Capitolo Trentaduesimo

Come frate Masseo impetrò da Cristo la virtù della santa umiltà.
I
primi compagni di santo Francesco con tutto isforzo s'ingegnavano
d'essere poveri delle cose terrene e ricchi di virtù, per le quali si
perviene alle vere ricchezze celestiali ed eterne
Addivenne un dì
che, essendo eglino raccolti insieme a parlare di Dio, l'uno di loro
disse quest'esempio: "E' fu uno il quale era grande amico di Dio, e avea
grande grazia di vita attiva e di vita contemplativa, e con questo avea
sì eccessiva umiltà ch'egli si riputava grandissimo peccatore: la quale
umiltà il santificava e confermava in grazia e facevalo continuamente
crescere in virtù e doni di Dio, e mai non lo lasciava cadere in
peccato". Udendo frate Masseo così maravigliose cose della umiltà e
conoscendo ch'ella era un tesoro di vita eterna, cominciò ad essere sì
infiammato d'amore e di desiderio di questa virtù della umiltà, che in
grande fervore levando la faccia in cielo, fece voto e proponimento
fermissimo di non si rallegrare mai in questo mondo, insino a tanto che
la detta virtù sentisse perfettamente nell'anima sua.
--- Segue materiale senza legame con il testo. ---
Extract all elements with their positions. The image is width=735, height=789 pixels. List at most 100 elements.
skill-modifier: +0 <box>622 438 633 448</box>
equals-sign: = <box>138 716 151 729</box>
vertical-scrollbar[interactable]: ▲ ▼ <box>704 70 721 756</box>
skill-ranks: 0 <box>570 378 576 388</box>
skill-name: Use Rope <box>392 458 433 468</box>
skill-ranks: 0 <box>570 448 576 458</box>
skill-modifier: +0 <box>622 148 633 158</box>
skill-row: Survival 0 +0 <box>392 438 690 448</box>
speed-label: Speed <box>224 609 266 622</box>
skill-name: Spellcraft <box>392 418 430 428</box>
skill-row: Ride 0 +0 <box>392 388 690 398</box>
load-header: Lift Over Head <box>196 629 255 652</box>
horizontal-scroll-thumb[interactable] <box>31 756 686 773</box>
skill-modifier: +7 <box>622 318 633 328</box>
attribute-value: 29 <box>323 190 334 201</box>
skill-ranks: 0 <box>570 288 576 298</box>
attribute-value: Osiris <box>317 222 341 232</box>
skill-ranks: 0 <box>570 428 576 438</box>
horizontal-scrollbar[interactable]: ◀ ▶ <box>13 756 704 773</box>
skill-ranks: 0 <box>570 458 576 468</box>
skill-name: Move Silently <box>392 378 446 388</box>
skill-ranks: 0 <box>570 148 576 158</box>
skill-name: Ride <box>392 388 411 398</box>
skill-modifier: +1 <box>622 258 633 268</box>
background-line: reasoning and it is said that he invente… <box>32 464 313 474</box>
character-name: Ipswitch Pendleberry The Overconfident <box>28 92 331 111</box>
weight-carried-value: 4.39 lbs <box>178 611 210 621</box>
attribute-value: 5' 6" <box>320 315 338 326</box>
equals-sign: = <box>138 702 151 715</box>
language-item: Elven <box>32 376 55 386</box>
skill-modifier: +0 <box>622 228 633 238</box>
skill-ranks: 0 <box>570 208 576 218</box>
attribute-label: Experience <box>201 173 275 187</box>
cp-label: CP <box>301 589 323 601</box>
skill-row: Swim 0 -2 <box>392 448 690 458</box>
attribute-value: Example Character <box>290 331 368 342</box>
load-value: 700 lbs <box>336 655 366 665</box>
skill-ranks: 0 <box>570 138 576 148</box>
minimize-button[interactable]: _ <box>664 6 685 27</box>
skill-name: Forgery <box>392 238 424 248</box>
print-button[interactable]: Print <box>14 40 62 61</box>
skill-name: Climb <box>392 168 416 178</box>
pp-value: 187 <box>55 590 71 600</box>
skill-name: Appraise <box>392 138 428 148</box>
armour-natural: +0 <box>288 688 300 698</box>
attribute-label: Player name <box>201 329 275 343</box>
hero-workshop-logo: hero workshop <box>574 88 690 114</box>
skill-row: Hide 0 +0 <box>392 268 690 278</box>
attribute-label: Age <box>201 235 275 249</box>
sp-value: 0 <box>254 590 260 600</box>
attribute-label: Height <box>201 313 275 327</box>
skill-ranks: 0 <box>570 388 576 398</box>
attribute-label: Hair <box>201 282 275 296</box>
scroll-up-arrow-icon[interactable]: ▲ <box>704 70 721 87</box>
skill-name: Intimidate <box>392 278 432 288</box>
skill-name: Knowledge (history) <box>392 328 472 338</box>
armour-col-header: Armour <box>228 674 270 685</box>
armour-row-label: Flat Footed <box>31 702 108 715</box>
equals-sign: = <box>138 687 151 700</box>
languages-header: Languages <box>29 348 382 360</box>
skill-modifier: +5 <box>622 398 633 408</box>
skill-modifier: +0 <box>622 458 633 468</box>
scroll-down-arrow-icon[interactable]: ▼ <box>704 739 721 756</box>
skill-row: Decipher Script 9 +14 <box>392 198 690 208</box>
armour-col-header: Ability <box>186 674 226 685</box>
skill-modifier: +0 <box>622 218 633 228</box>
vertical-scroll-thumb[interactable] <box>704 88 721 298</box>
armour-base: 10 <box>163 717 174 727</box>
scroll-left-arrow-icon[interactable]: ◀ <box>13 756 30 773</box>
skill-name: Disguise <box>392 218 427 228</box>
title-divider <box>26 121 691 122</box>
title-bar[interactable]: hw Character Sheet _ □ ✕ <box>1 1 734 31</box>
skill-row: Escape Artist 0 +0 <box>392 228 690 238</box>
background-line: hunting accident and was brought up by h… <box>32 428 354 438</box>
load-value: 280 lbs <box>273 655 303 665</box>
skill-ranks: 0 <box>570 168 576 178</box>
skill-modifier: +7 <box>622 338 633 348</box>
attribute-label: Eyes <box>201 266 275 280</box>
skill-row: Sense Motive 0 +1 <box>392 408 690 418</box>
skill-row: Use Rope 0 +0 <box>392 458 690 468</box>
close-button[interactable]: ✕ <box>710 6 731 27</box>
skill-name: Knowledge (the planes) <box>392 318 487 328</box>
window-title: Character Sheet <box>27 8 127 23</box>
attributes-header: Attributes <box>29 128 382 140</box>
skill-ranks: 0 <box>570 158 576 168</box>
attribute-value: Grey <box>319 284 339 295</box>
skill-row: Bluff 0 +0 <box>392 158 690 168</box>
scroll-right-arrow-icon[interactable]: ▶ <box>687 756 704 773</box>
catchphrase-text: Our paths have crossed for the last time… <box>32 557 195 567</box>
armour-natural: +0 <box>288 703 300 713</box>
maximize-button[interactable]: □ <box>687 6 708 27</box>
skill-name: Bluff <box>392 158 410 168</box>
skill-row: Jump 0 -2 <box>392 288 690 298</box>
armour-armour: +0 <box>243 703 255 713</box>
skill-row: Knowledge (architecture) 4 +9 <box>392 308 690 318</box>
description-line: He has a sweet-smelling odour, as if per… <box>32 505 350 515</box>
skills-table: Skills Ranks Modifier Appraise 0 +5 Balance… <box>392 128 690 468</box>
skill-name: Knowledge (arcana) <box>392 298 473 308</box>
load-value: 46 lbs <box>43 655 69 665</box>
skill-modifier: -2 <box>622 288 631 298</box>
E d'allora innanzi
si stava quasi di continuo rinchiuso in cella, macerandosi con digiuni,
vigilie, orazioni, e pianti grandissimi dinanzi a Dio, per impetrare da
lui questa virtù, sanza la quale egli si reputava degno dello inferno e
della quale quello amico di Dio, ch'egli avea udito, era così dotato.
E
standosi frate Masseo per molti dì in questo disiderio, addivenne ch'un
dì egli entrò nella selva e in fervore di spirito andava per essa
gittando lagrime, sospiri e voci, domandando con fervente desiderio a
Dio questa virtù divina. E però che Iddio esaudisce volentieri le
orazioni degli umili e contriti, istando così frate Masseo, venne una
voce dal cielo la quale il chiamò due volte: "Frate Masseo, frate
Masseo!". Ed egli conoscendo per ispirito che quella era voce di Cristo,
sì rispuose: "Signore mio!". E Cristo a lui: "E che vuoi tu dare per
avere questa grazia che tu domandi.". Risponde frate Masseo: "Signore,
voglio dare gli occhi del capo mio". E Cristo a lui: "E io voglio che tu
abbi la grazia e anche gli occhi". E detto questo, la voce disparve; e
frate Masseo rimase pieno di tanta grazia della disiderata virtù della
umiltà e del lume di Dio, che d'allora innanzi egli era sempre in
giubilo; e spesse volte quand'egli orava, faceva sempre un giubilo
informe e con suono a modo di colomba ottuso: U U U, e con faccia lieta e
cuore giocondo istava così in contemplazione. E con questo, essendo
divenuto umilissimo, si riputava minore di tutti gli uomini del mondo.
Domandato
da frate Iacopo da Fallerone, perché nel suo giubilo egli non mutava
verso, rispuose con grande letizia che, quando in una cosa si truova
ogni bene, non bisogna mutare verso.
A laude di Gesù Cristo e del poverello Francesco. Amen.